Background checking services that used to be reserved primarily for government offices and corporate environments are now offered to those looking for information about prospective dates, baby sitters and neighbors.  A hearing device currently advertised on television allows you to eavesdrop on the private conversations of unsuspecting others.  (And the accompanying visual of the hearing aid wearer grinning away as she listens in on the conversations of her neighbors from a distance is just plain creepy (not to mention pathetic).)

And these days, there's probably no greater threat to your physical privacy than the camera phone and digital camera.  Flickr, an online photo-sharing site, contains thousands of photos of people who are obviously total strangers to the photographer and who just as obviously gave no permission for their images to be posted online. (That is, unless you're of the opinion that the chunky young woman with the low-riding jeans who was photographed from behind as she lifted herself out of her seat at a baseball stadium was A-OK with having her butt-crack exposed to millions of Internet voyeurs?) 

Yet these photos, which often include derogatory and derisive comments, are available for unlimited viewing as well as download and broad distribution via a creative commons license.  Think about that the next time you're out in public and otherwise minding your own business (or anyone else's).   Oh, and for God's sake, pull your jeans up!

But even digital cameras can't compete with the mayhem to be wrought by a fool with a smart phone that has the latest bells and whistles.   Google Goggles, for instance, allows smart-phone users to photograph an object and use that photo to conduct a real-time information search on Google.  Sounds pretty cool and convenient, until you stop to realize that this application also has facial recognition capabilities.  What this means is that the potential exists for photographing a stranger on the street and searching for information about them through the Internet with the push of a button (letting your fingers do the stalking, as it were). 

For now, Google is blocking these facial recognition features until they can gauge consumer reaction to “possible” privacy concerns, but I'm a little unclear as to why Google finds it necessary to conduct a survey on the matter (though I suppose I should be grateful that it even occurs to them).  It shouldn't matter how many of Google's clientele object to facial recognition features due to  privacy concerns.  All that should matter is that anybody objects, because it seems to me that millions of Google users can't diminish a single individual's right to be left alone.  Call me a sentimental fool and a loose constructionist, but that's the way I see it.

And those who would disagree would do well to remember that electronic surveillance works both ways:  Google's “G1” mobile phone is one such device that provides Google with access to the user's Web-search history.  And all of this data, along with the user's email, contact lists, geographical location, instant messages, personal calendar and video downloading, belongs to Google for as long as their retention policy dictates.  Meanwhile, other mobile phones enable third parties to track the phone user's movements through cell-phone towers and GPS (though the same thing could've been accomplished with a dog collar and a microchip).

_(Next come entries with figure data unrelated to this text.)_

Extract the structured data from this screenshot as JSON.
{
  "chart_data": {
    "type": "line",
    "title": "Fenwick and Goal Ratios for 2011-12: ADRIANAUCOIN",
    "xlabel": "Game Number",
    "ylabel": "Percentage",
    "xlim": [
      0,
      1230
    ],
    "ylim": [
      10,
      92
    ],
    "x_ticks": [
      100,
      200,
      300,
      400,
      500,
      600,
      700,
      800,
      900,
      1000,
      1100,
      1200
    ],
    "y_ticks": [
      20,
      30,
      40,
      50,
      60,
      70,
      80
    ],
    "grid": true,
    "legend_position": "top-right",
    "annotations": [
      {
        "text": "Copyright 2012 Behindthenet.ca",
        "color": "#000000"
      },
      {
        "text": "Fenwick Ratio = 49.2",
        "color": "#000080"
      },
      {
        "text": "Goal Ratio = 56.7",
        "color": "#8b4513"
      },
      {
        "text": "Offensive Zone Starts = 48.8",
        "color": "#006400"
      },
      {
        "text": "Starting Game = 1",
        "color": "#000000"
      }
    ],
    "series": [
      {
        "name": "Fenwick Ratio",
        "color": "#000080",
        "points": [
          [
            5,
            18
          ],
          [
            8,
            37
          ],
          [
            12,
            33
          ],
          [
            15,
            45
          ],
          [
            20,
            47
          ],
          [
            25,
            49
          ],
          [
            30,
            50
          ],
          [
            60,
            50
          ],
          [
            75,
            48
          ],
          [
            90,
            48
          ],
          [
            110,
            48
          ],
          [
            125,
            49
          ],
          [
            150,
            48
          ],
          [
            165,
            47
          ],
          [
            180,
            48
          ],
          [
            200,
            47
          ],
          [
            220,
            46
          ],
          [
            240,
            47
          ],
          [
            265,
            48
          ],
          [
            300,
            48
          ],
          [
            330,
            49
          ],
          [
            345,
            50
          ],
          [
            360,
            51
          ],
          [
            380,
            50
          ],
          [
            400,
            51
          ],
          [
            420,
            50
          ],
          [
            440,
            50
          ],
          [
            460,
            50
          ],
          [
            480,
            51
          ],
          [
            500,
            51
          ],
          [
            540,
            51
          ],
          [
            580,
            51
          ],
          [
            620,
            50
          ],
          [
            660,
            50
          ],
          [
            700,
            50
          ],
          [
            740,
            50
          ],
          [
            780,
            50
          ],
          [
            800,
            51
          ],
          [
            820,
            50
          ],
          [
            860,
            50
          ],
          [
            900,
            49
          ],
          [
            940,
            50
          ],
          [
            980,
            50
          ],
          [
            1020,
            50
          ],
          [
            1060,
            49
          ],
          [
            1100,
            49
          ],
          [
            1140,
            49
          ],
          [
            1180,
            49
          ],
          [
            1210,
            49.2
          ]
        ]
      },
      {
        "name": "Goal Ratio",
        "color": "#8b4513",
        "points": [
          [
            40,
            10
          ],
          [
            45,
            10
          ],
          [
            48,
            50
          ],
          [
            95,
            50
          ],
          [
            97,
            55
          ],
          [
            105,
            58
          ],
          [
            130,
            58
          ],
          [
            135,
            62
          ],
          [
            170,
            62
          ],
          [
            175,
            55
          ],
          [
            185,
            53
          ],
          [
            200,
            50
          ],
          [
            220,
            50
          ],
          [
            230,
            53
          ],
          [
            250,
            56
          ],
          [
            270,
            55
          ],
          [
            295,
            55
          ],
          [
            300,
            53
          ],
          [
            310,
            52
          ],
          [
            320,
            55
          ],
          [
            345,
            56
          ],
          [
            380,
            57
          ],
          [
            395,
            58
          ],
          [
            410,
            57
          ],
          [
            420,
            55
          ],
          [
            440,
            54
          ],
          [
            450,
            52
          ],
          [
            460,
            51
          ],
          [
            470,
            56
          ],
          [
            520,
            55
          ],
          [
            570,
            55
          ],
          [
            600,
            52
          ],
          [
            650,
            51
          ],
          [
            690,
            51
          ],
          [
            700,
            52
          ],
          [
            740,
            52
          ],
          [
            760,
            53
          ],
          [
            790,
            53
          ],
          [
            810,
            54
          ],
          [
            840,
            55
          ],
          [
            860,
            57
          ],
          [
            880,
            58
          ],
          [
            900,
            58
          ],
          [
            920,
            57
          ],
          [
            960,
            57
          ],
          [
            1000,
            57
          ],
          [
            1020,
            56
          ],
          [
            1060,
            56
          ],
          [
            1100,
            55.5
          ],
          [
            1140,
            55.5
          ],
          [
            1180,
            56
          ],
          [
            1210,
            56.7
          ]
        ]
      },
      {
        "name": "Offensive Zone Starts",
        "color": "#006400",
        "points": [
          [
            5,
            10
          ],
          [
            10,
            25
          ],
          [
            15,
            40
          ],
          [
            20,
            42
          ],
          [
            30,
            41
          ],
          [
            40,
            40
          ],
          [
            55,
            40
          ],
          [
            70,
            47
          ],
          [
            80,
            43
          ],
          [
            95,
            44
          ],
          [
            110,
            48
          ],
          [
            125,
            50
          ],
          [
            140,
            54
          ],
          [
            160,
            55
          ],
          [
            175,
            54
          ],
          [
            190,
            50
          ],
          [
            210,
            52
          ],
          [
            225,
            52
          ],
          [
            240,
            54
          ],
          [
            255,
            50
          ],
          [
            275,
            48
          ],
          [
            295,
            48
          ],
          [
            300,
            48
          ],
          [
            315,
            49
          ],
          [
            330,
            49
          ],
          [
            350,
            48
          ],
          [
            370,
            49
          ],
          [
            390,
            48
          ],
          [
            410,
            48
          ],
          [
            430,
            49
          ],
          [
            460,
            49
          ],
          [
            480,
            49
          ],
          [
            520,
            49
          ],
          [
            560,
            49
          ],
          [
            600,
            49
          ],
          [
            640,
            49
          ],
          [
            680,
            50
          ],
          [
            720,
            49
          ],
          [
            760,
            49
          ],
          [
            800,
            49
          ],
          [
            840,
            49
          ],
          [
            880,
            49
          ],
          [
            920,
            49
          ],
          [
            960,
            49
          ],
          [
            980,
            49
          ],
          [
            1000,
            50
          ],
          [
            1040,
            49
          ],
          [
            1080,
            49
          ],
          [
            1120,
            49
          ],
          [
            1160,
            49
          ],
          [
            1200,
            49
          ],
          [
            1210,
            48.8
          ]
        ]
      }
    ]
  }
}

Karma, thy name is Bitch ("Miss Jackson" if you're nasty).


IN CONCLUSION

When I think of all the technological advances of the past few years that have gone to market before thorough consideration for the consequences, I can't help but wonder where it ultimately will end, and at what point we will finally reach the angle of repose on this all-too-slippery slope.

I'm reminded of that scene from “Jurassic Park” where the dinosaurs have run amok (all too predictably) and the character played by Jeff Goldblum tells the Richard Attenborough character that “your scientists were so preoccupied with whether or not they could, they didn't stop to think if they should.”  They never do, Jeff.  They never do.